- Who designed your book covers?
The covers for my books released by Down and Out are designed by JT Lindroos (https://www.facebook.com/LindroosJT). He is a true artist, doing more than using purchased images for overlays. The cover for Diamond’s first book, Widow’s Run, is a photo JT took near his home of a cemetery, the opening scene of the book. The cover for Suicide Squeeze is also the opening scene and yes, it is a bathroom.
For the De La Cruz Casefiles, the covers are themed on the murder weapons. Exacting Justice and Driving Reign both feature images JT took himself. In Exacting Justice, the weapon is a sharp blade, one that is never found. In Driving Reign, the victim is poisoned or forcefully overdosed on doctored wine.
- Convince us why you feel your book is a must read.
Reality sucks. Especially in 2020 and 2021 is not without its carry over. Suicide Squeeze gives your brain a 4-to-6-hour place to play where the biggest thing you have to worry about is if you ate all your [insert favorite reading snack here]. Follow Diamond through the pages of Edgar Allan Poe’s The Raven, then come with me to my favorite parts of Scotland. And, yes, there’s a Loch Ness Monster scene. Diamond goes to Scotland, the Loch Ness Monster HAD to make an appearance. Come, fly with me.
- What did you edit out of this book?
I had a fantastic dream sequence where Diamond “wakes up” in Edgar Allan Poe’s The Raven. The long she was in it, the more she began talking in verse, the meter matching the original poem. She makes a mess of it, getting pissed at the bird, which in her dream is her archenemy, a robin. After nearly destroying the room, she figures out the clue buried in the most amazing poem ever and wakes.
Among my beta readers and editors, this scene was either their favorite part of the book or the scene they skipped. There was no middle ground. Because the scene was important to the story, I re-wrote it. The final version had essentially the same plot but was told in Diamond’s voice in about half the space. A decent compromise.
- Fun Facts/Behind the Scenes/Did You Know?'-type tidbits about the author, the book or the writing process of the book.
Diamond’s bathroom was the one my husband and I had in our second apartment. Built-in the first quarter of the 1900s, the tile, trimming, and fixtures were definitely old school. Our bathroom was white, as opposed to the more colorful version on the cover art.
My husband, children and I went on vacation to Scotland a few years ago.

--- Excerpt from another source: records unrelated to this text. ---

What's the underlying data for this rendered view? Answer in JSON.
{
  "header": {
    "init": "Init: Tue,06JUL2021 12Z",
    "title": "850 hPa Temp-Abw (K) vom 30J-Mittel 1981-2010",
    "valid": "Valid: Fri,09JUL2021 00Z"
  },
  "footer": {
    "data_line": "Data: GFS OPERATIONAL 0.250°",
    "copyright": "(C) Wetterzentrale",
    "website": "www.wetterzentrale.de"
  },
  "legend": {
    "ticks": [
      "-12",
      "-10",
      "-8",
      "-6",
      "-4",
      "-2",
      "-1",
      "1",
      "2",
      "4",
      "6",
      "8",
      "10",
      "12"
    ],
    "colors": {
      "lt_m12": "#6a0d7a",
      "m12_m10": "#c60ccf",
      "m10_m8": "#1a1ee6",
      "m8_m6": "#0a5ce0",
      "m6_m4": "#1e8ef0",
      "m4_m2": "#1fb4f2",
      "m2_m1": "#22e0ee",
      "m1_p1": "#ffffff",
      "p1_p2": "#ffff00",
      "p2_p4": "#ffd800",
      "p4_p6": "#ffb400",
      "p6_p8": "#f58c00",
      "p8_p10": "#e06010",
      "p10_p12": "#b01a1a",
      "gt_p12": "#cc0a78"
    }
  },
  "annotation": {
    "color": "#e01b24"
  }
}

The things that made the strongest impression on me are in the book, like Walker’s Shortbread Cookies – I still have to pace myself or I’ll eat a box in a sitting. Edinburgh Castle is incredible and was overrun by hordes of adults with selfie sticks when we were there. Killing someone using a selfie stick was my own way of getting even. The town of Fort Augustus on the south end of Loch Ness is a real place, as is the old abbey converted to flats. The stand-alone cabin I made up, but the streets, restaurants and gas station/ grocery store are real. The Castle Urquhart is real. I made only modest changes to the insides of one of the buildings to work for the story. Not featured enough in the book are the people of Scotland. They were wonderful hosts and I hope to go back there. Notably missing from the book is Scottish food. Go to Scotland for the scenery, the history, the mysteries, and the people. Not the food. Unless you count the cookies.
- Do you try more to be original or to deliver to readers what they want?
I am not a writer who tracks or tries to be ahead of trends. I write mysteries and, inside that genre, try to be original. I write puzzles. If I am not original, readers will know the solutions before they have all the clues. One challenge these days is a reader that “games” the story. That is, instead of reading and figuring out the solution, they are focused on metadata like how much face time a character is getting. It increases the challenge for me as the originator of the puzzle to counter the metagamer. If there is one thing I love, it’s a good challenge.